Supporting performances flesh out the edges of Gemma’s ordeal. Will Peltz, Peter Vack, and Grace Van Dien portray figures who are part of her journey, each contributing to the sense that everyone around her is both an ally and a threat. Johnathon Schaech provides a more grounded presence, though even he is caught in the swirl. Cain’s choice to cast social media personalities like Draya Michele, Kio Cyr, and Emily Mei in supporting roles also feels deliberate—a nod to the commodification of identity in modern Hollywood, where one’s digital presence can matter as much as talent.

Thematically, SOMNIUM is less about whether Gemma can escape her nightmares and more about whether anyone can truly escape the traps of ambition. The sleep clinic becomes an allegory for Hollywood itself—both promise to make dreams real, but both exact a cost that may be irreparable. Cain doesn’t offer an easy resolution, leaving audiences unsettled rather than comforted. The questions linger: how much of Gemma’s descent was manipulation, and how much was always within her? Was the nightmare ever separate from the reality she chased?

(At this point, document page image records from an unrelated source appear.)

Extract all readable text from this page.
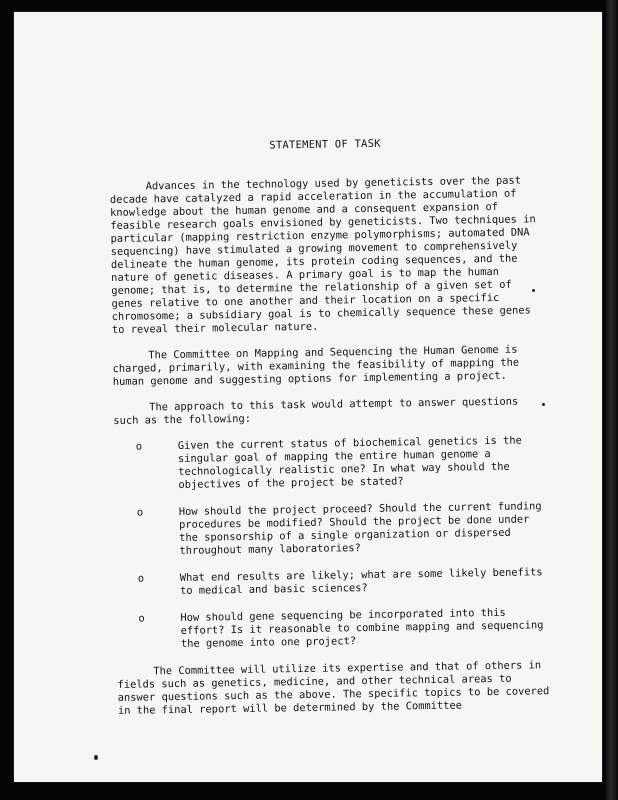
STATEMENT OF TASK

Advances in the technology used by geneticists over the past decade have catalyzed a rapid acceleration in the accumulation of knowledge about the human genome and a consequent expansion of feasible research goals envisioned by geneticists. Two techniques in particular (mapping restriction enzyme polymorphisms; automated DNA sequencing) have stimulated a growing movement to comprehensively delineate the human genome, its protein coding sequences, and the nature of genetic diseases. A primary goal is to map the human genome; that is, to determine the relationship of a given set of genes relative to one another and their location on a specific chromosome; a subsidiary goal is to chemically sequence these genes to reveal their molecular nature.

The Committee on Mapping and Sequencing the Human Genome is charged, primarily, with examining the feasibility of mapping the human genome and suggesting options for implementing a project.

The approach to this task would attempt to answer questions such as the following:

o	Given the current status of biochemical genetics is the singular goal of mapping the entire human genome a technologically realistic one? In what way should the objectives of the project be stated?
o	How should the project proceed? Should the current funding procedures be modified? Should the project be done under the sponsorship of a single organization or dispersed throughout many laboratories?
o	What end results are likely; what are some likely benefits to medical and basic sciences?
o	How should gene sequencing be incorporated into this effort? Is it reasonable to combine mapping and sequencing the genome into one project?

The Committee will utilize its expertise and that of others in fields such as genetics, medicine, and other technical areas to answer questions such as the above. The specific topics to be covered in the final report will be determined by the Committee
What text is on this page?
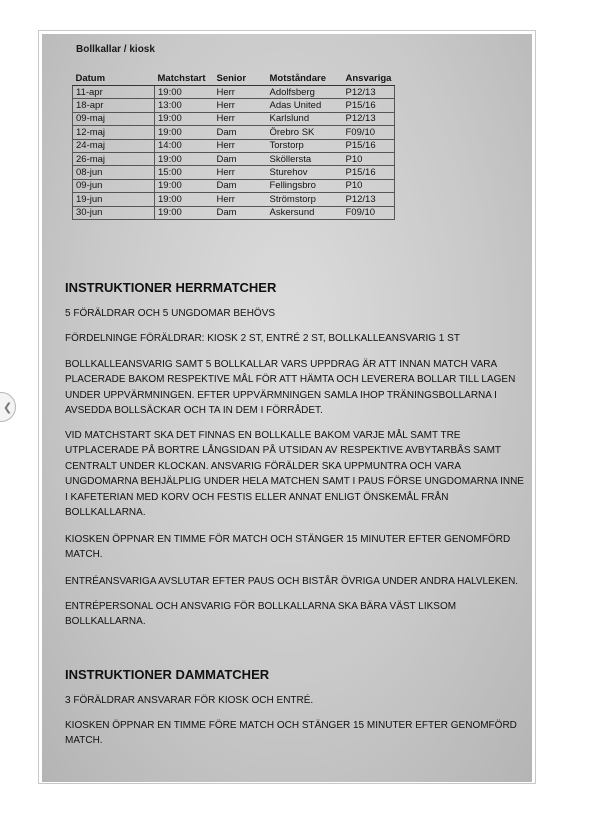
❮
Bollkallar / kiosk
Datum	Matchstart	Senior	Motståndare	Ansvariga
11-apr	19:00	Herr	Adolfsberg	P12/13
18-apr	13:00	Herr	Adas United	P15/16
09-maj	19:00	Herr	Karlslund	P12/13
12-maj	19:00	Dam	Örebro SK	F09/10
24-maj	14:00	Herr	Torstorp	P15/16
26-maj	19:00	Dam	Sköllersta	P10
08-jun	15:00	Herr	Sturehov	P15/16
09-jun	19:00	Dam	Fellingsbro	P10
19-jun	19:00	Herr	Strömstorp	P12/13
30-jun	19:00	Dam	Askersund	F09/10
INSTRUKTIONER HERRMATCHER
5 FÖRÄLDRAR OCH 5 UNGDOMAR BEHÖVS
FÖRDELNINGE FÖRÄLDRAR: KIOSK 2 ST, ENTRÉ 2 ST, BOLLKALLEANSVARIG 1 ST
BOLLKALLEANSVARIG SAMT 5 BOLLKALLAR VARS UPPDRAG ÄR ATT INNAN MATCH VARA PLACERADE BAKOM RESPEKTIVE MÅL FÖR ATT HÄMTA OCH LEVERERA BOLLAR TILL LAGEN UNDER UPPVÄRMNINGEN. EFTER UPPVÄRMNINGEN SAMLA IHOP TRÄNINGSBOLLARNA I AVSEDDA BOLLSÄCKAR OCH TA IN DEM I FÖRRÅDET.
VID MATCHSTART SKA DET FINNAS EN BOLLKALLE BAKOM VARJE MÅL SAMT TRE UTPLACERADE PÅ BORTRE LÅNGSIDAN PÅ UTSIDAN AV RESPEKTIVE AVBYTARBÅS SAMT CENTRALT UNDER KLOCKAN. ANSVARIG FÖRÄLDER SKA UPPMUNTRA OCH VARA UNGDOMARNA BEHJÄLPLIG UNDER HELA MATCHEN SAMT I PAUS FÖRSE UNGDOMARNA INNE I KAFETERIAN MED KORV OCH FESTIS ELLER ANNAT ENLIGT ÖNSKEMÅL FRÅN BOLLKALLARNA.
KIOSKEN ÖPPNAR EN TIMME FÖR MATCH OCH STÄNGER 15 MINUTER EFTER GENOMFÖRD MATCH.
ENTRÉANSVARIGA AVSLUTAR EFTER PAUS OCH BISTÅR ÖVRIGA UNDER ANDRA HALVLEKEN.
ENTRÉPERSONAL OCH ANSVARIG FÖR BOLLKALLARNA SKA BÄRA VÄST LIKSOM BOLLKALLARNA.
INSTRUKTIONER DAMMATCHER
3 FÖRÄLDRAR ANSVARAR FÖR KIOSK OCH ENTRÉ.
KIOSKEN ÖPPNAR EN TIMME FÖRE MATCH OCH STÄNGER 15 MINUTER EFTER GENOMFÖRD MATCH.
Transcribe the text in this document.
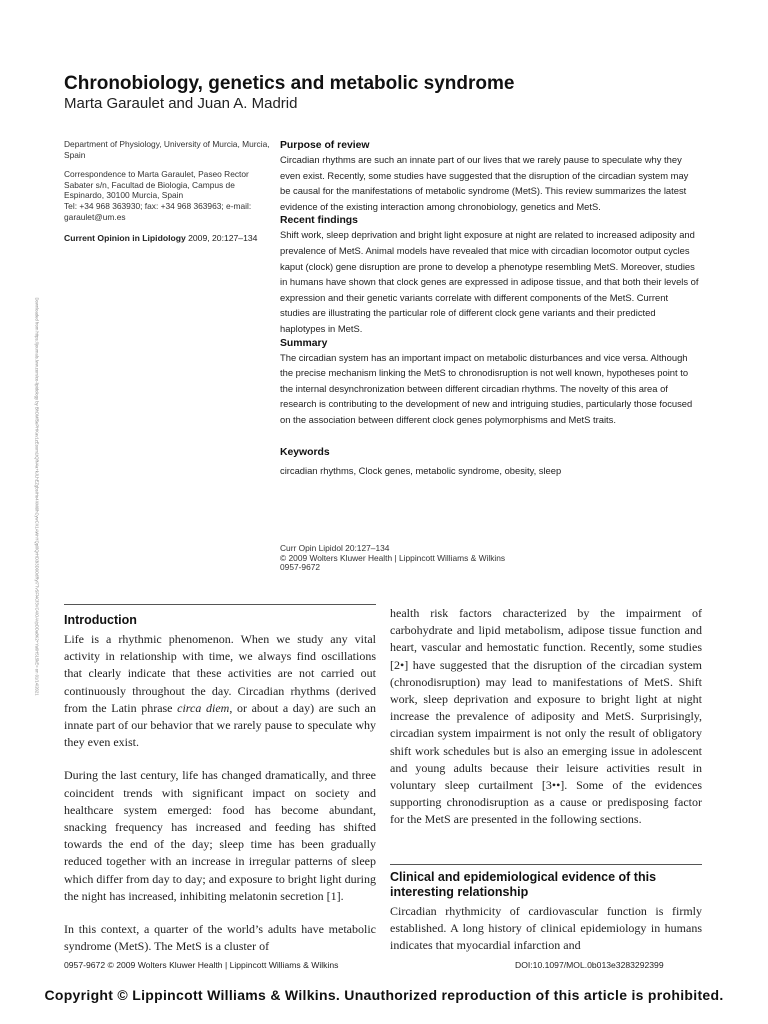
Chronobiology, genetics and metabolic syndrome
Marta Garaulet and Juan A. Madrid

Department of Physiology, University of Murcia, Murcia, Spain

Correspondence to Marta Garaulet, Paseo Rector Sabater s/n, Facultad de Biologia, Campus de Espinardo, 30100 Murcia, Spain

Tel: +34 968 363930; fax: +34 968 363963; e-mail: garaulet@um.es

Current Opinion in Lipidology 2009, 20:127–134
Purpose of review

Circadian rhythms are such an innate part of our lives that we rarely pause to speculate why they even exist. Recently, some studies have suggested that the disruption of the circadian system may be causal for the manifestations of metabolic syndrome (MetS). This review summarizes the latest evidence of the existing interaction among chronobiology, genetics and MetS.

Recent findings

Shift work, sleep deprivation and bright light exposure at night are related to increased adiposity and prevalence of MetS. Animal models have revealed that mice with circadian locomotor output cycles kaput (clock) gene disruption are prone to develop a phenotype resembling MetS. Moreover, studies in humans have shown that clock genes are expressed in adipose tissue, and that both their levels of expression and their genetic variants correlate with different components of the MetS. Current studies are illustrating the particular role of different clock gene variants and their predicted haplotypes in MetS.

Summary

The circadian system has an important impact on metabolic disturbances and vice versa. Although the precise mechanism linking the MetS to chronodisruption is not well known, hypotheses point to the internal desynchronization between different circadian rhythms. The novelty of this area of research is contributing to the development of new and intriguing studies, particularly those focused on the association between different clock genes polymorphisms and MetS traits.

Keywords

circadian rhythms, Clock genes, metabolic syndrome, obesity, sleep

Curr Opin Lipidol 20:127–134
© 2009 Wolters Kluwer Health | Lippincott Williams & Wilkins
0957-9672
Downloaded from https://journals.lww.com/co-lipidology by BhDMf5ePHKav1zEoum1tQfN4a+kJLhEZgbsIHo4XMi0hCywCX1AWnYQp/IlQrHD3i3D0OdRyi7TvSFl4Cf3VC4/OAVpDDa8K2+Ya6H515kE= on 01/14/2021 Introduction

Life is a rhythmic phenomenon. When we study any vital activity in relationship with time, we always find oscillations that clearly indicate that these activities are not carried out continuously throughout the day. Circadian rhythms (derived from the Latin phrase circa diem, or about a day) are such an innate part of our behavior that we rarely pause to speculate why they even exist.

During the last century, life has changed dramatically, and three coincident trends with significant impact on society and healthcare system emerged: food has become abundant, snacking frequency has increased and feeding has shifted towards the end of the day; sleep time has been gradually reduced together with an increase in irregular patterns of sleep which differ from day to day; and exposure to bright light during the night has increased, inhibiting melatonin secretion [1].

In this context, a quarter of the world’s adults have metabolic syndrome (MetS). The MetS is a cluster of

health risk factors characterized by the impairment of carbohydrate and lipid metabolism, adipose tissue function and heart, vascular and hemostatic function. Recently, some studies [2•] have suggested that the disruption of the circadian system (chronodisruption) may lead to manifestations of MetS. Shift work, sleep deprivation and exposure to bright light at night increase the prevalence of adiposity and MetS. Surprisingly, circadian system impairment is not only the result of obligatory shift work schedules but is also an emerging issue in adolescent and young adults because their leisure activities result in voluntary sleep curtailment [3••]. Some of the evidences supporting chronodisruption as a cause or predisposing factor for the MetS are presented in the following sections.

Clinical and epidemiological evidence of this interesting relationship
Circadian rhythmicity of cardiovascular function is firmly established. A long history of clinical epidemiology in humans indicates that myocardial infarction and
0957-9672 © 2009 Wolters Kluwer Health | Lippincott Williams & Wilkins	DOI:10.1097/MOL.0b013e3283292399
Copyright © Lippincott Williams & Wilkins. Unauthorized reproduction of this article is prohibited.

SOMNIUM stands as an accomplished debut. It’s jagged, imperfect, but deeply compelling, a film that chooses mood and metaphor over jump scares and spectacle. Cain proves herself a filmmaker worth watching, capable of transforming limitations into aesthetic choices and embedding a personal story into a genre framework. It doesn’t break free from its influences, but it doesn’t need to. Its uniqueness lies in its blend: the personal and the surreal, the grounded and the grotesque, the dream and the waking nightmare.